UFE is a safe, proven and minimally-invasive treatment for uterine fibroids. A specially trained interventional radiologist uses image guidance to thread a small catheter through your body to the site of the blood vessel feeding the fibroids. The vessel is then blocked, causing the fibroids to shrink and reduce the symptoms they are causing. The procedure is performed in less than an hour, requires only a small nick in the skin, and patients can return home within 24 hours.
Women who undergo UFE have demonstrated a high level of satisfaction and a significant improvement to their quality of life, even over the long term.1,2 In a recent study of four randomized clinical trials comparing UFE to surgical interventions, UFE was associated with less blood loss, a shorter hospital stay and a faster return to work.3
Ovarian vein embolization (OVE)
Pelvic congestion is a painful condition caused by enlarged or varicose veins in the pelvis. Ovarian vein embolization is performed by an interventional radiologist using image guidance and a catheter to seal off the faulty veins to prevent them from becoming enlarged and cause pain. Like UFE, ovarian vein embolization is a safe and effective outpatient procedure that is an effective alternative to open surgery.

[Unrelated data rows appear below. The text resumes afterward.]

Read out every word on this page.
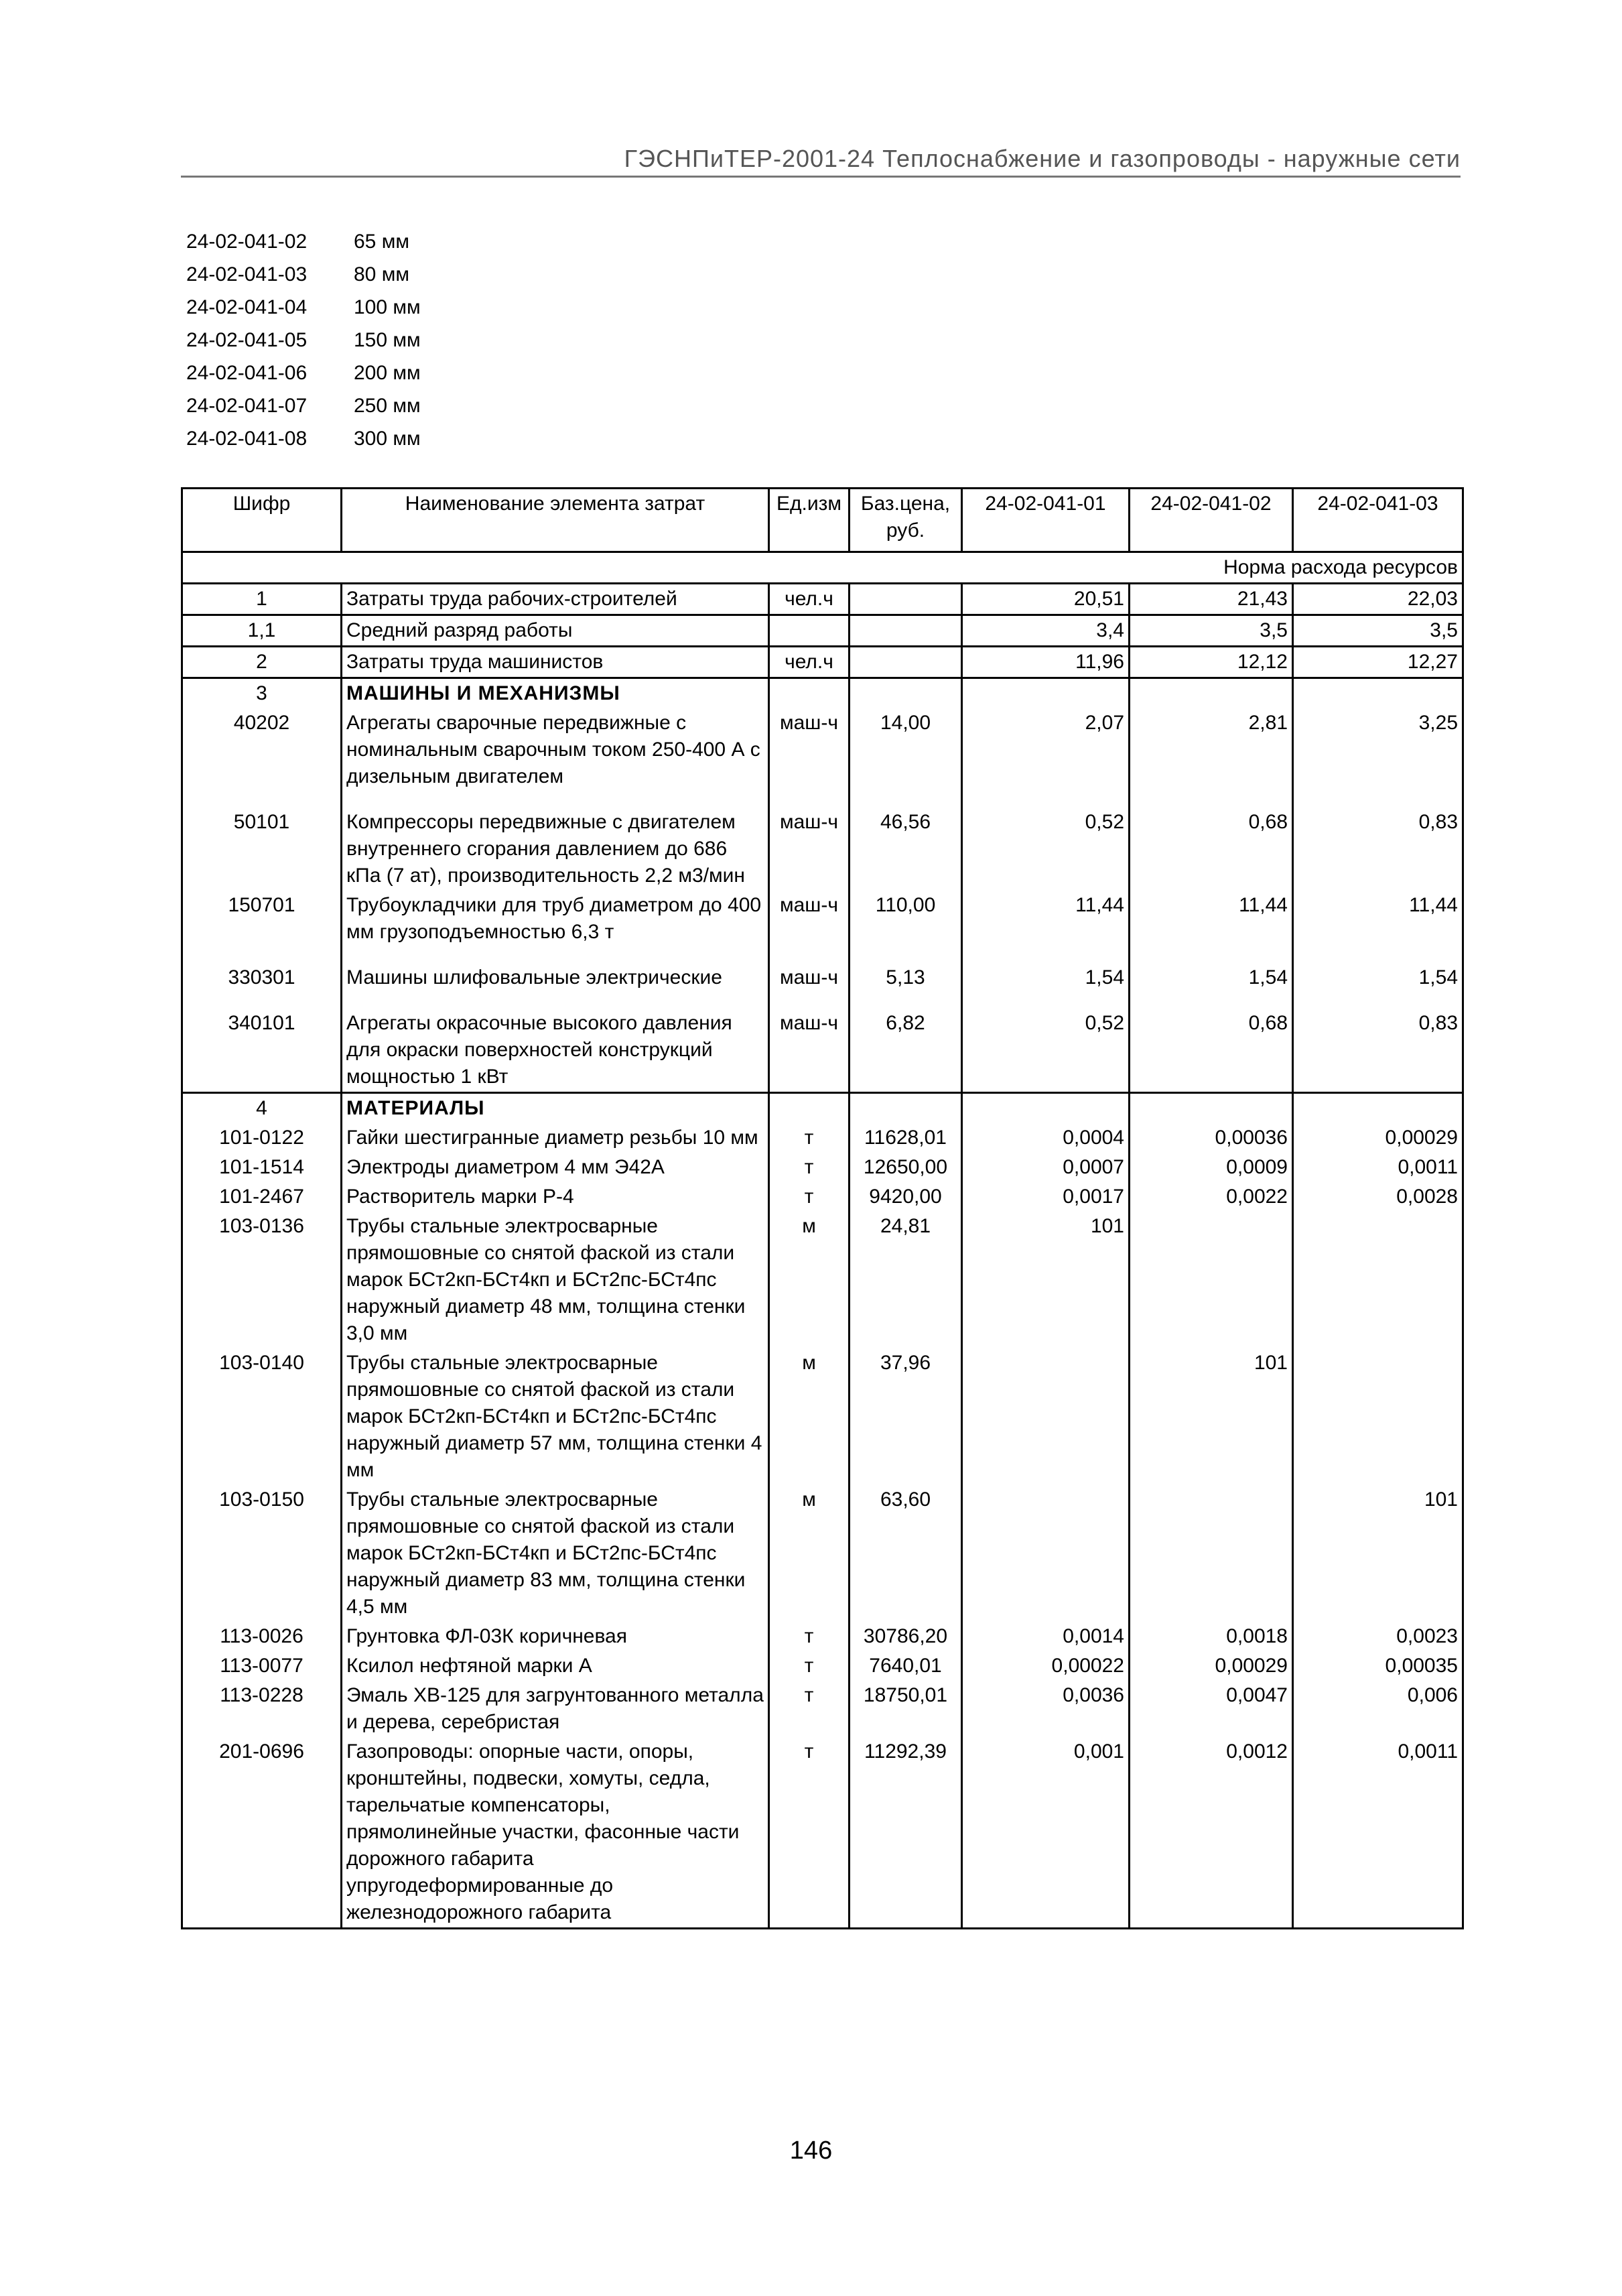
ГЭСНПиТЕР-2001-24 Теплоснабжение и газопроводы - наружные сети
24-02-041-02 65 мм
24-02-041-03 80 мм
24-02-041-04 100 мм
24-02-041-05 150 мм
24-02-041-06 200 мм
24-02-041-07 250 мм
24-02-041-08 300 мм
Шифр	Наименование элемента затрат	Ед.изм	Баз.цена, руб.	24-02-041-01	24-02-041-02	24-02-041-03
Норма расхода ресурсов						
1	Затраты труда рабочих-строителей	чел.ч		20,51	21,43	22,03
1,1	Средний разряд работы			3,4	3,5	3,5
2	Затраты труда машинистов	чел.ч		11,96	12,12	12,27
3	МАШИНЫ И МЕХАНИЗМЫ					
40202	Агрегаты сварочные передвижные с номинальным сварочным током 250-400 А с дизельным двигателем	маш-ч	14,00	2,07	2,81	3,25
50101	Компрессоры передвижные с двигателем внутреннего сгорания давлением до 686 кПа (7 ат), производительность 2,2 м3/мин	маш-ч	46,56	0,52	0,68	0,83
150701	Трубоукладчики для труб диаметром до 400 мм грузоподъемностью 6,3 т	маш-ч	110,00	11,44	11,44	11,44
330301	Машины шлифовальные электрические	маш-ч	5,13	1,54	1,54	1,54
340101	Агрегаты окрасочные высокого давления для окраски поверхностей конструкций мощностью 1 кВт	маш-ч	6,82	0,52	0,68	0,83
4	МАТЕРИАЛЫ					
101-0122	Гайки шестигранные диаметр резьбы 10 мм	т	11628,01	0,0004	0,00036	0,00029
101-1514	Электроды диаметром 4 мм Э42А	т	12650,00	0,0007	0,0009	0,0011
101-2467	Растворитель марки Р-4	т	9420,00	0,0017	0,0022	0,0028
103-0136	Трубы стальные электросварные прямошовные со снятой фаской из стали марок БСт2кп-БСт4кп и БСт2пс-БСт4пс наружный диаметр 48 мм, толщина стенки 3,0 мм	м	24,81	101		
103-0140	Трубы стальные электросварные прямошовные со снятой фаской из стали марок БСт2кп-БСт4кп и БСт2пс-БСт4пс наружный диаметр 57 мм, толщина стенки 4 мм	м	37,96		101	
103-0150	Трубы стальные электросварные прямошовные со снятой фаской из стали марок БСт2кп-БСт4кп и БСт2пс-БСт4пс наружный диаметр 83 мм, толщина стенки 4,5 мм	м	63,60			101
113-0026	Грунтовка ФЛ-03К коричневая	т	30786,20	0,0014	0,0018	0,0023
113-0077	Ксилол нефтяной марки А	т	7640,01	0,00022	0,00029	0,00035
113-0228	Эмаль ХВ-125 для загрунтованного металла и дерева, серебристая	т	18750,01	0,0036	0,0047	0,006
201-0696	Газопроводы: опорные части, опоры, кронштейны, подвески, хомуты, седла, тарельчатые компенсаторы, прямолинейные участки, фасонные части дорожного габарита упругодеформированные до железнодорожного габарита	т	11292,39	0,001	0,0012	0,0011
146
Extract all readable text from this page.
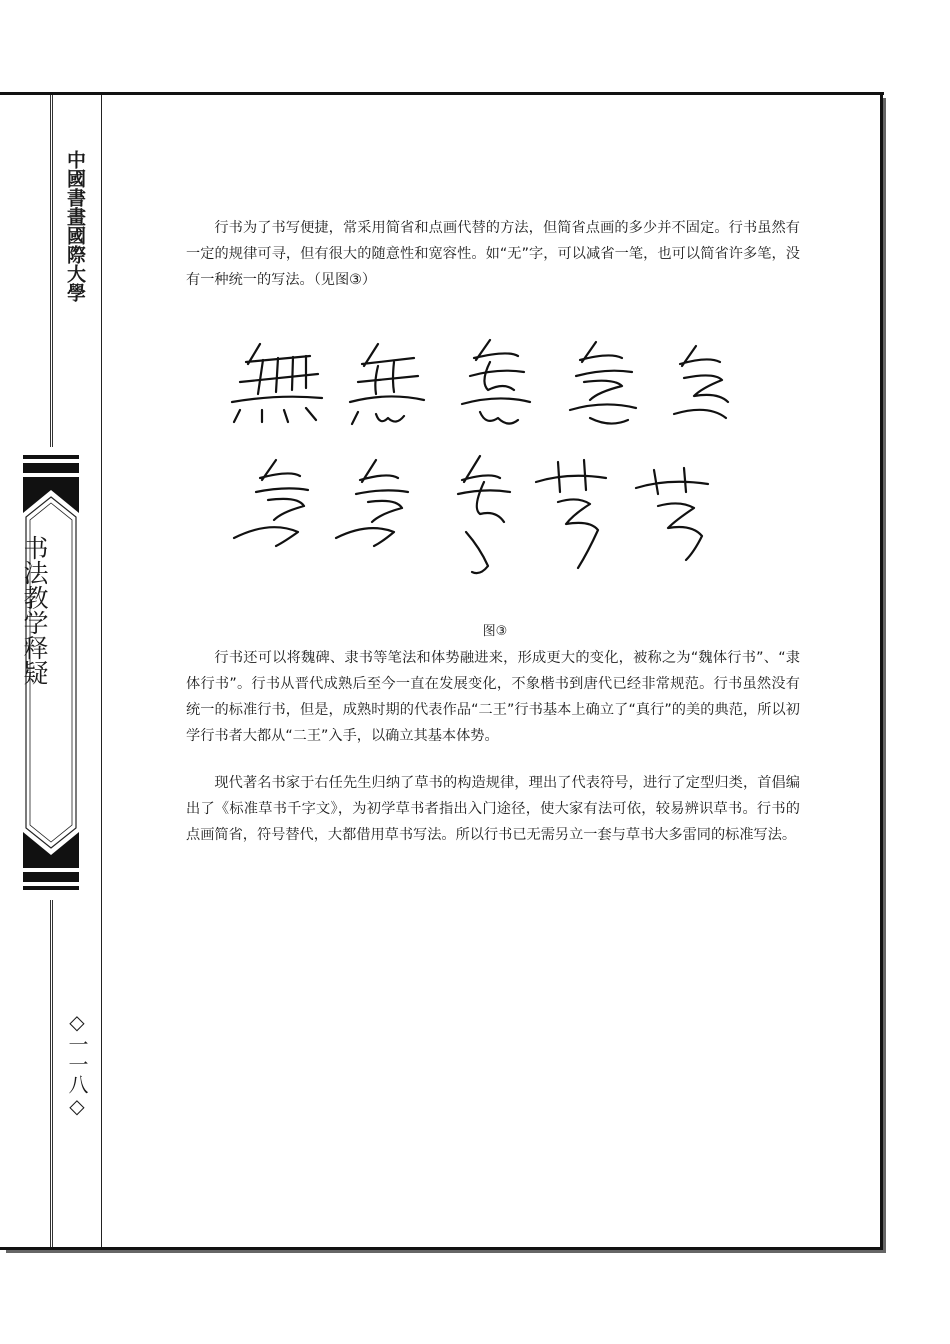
中國書畫國際大學
书法教学释疑
◇一一八◇

行书为了书写便捷，常采用简省和点画代替的方法，但简省点画的多少并不固定。行书虽然有一定的规律可寻，但有很大的随意性和宽容性。如“无”字，可以减省一笔，也可以简省许多笔，没有一种统一的写法。（见图③）

图③

行书还可以将魏碑、隶书等笔法和体势融进来，形成更大的变化，被称之为“魏体行书”、“隶体行书”。行书从晋代成熟后至今一直在发展变化，不象楷书到唐代已经非常规范。行书虽然没有统一的标准行书，但是，成熟时期的代表作品“二王”行书基本上确立了“真行”的美的典范，所以初学行书者大都从“二王”入手，以确立其基本体势。

现代著名书家于右任先生归纳了草书的构造规律，理出了代表符号，进行了定型归类，首倡编出了《标准草书千字文》，为初学草书者指出入门途径，使大家有法可依，较易辨识草书。行书的点画简省，符号替代，大都借用草书写法。所以行书已无需另立一套与草书大多雷同的标准写法。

- Smith WJ, Upton E, Shuster EJ, Klein AJ, Schwartz ML. Patient satisfaction and disease specific quality of life after uterine artery embolization. Am J Obstet Gynecol. 2004;190(6):1697–1703.
- Scheurig-Muenkler C, Koesters C, Powerski MJ, Grieser C, Froeling V, Kroencke TJ. Clinical long-term outcome after uterine artery embolization: sustained symptom control and improvement of quality of life. J VascIntervRadiol. 2013;24(6):765–771.
- Laughlin SK, Schroeder JC, Baird DD. New directions in the epidemiology of uterine fibroids. SeminReprod Med. 2010;28(3):204–217.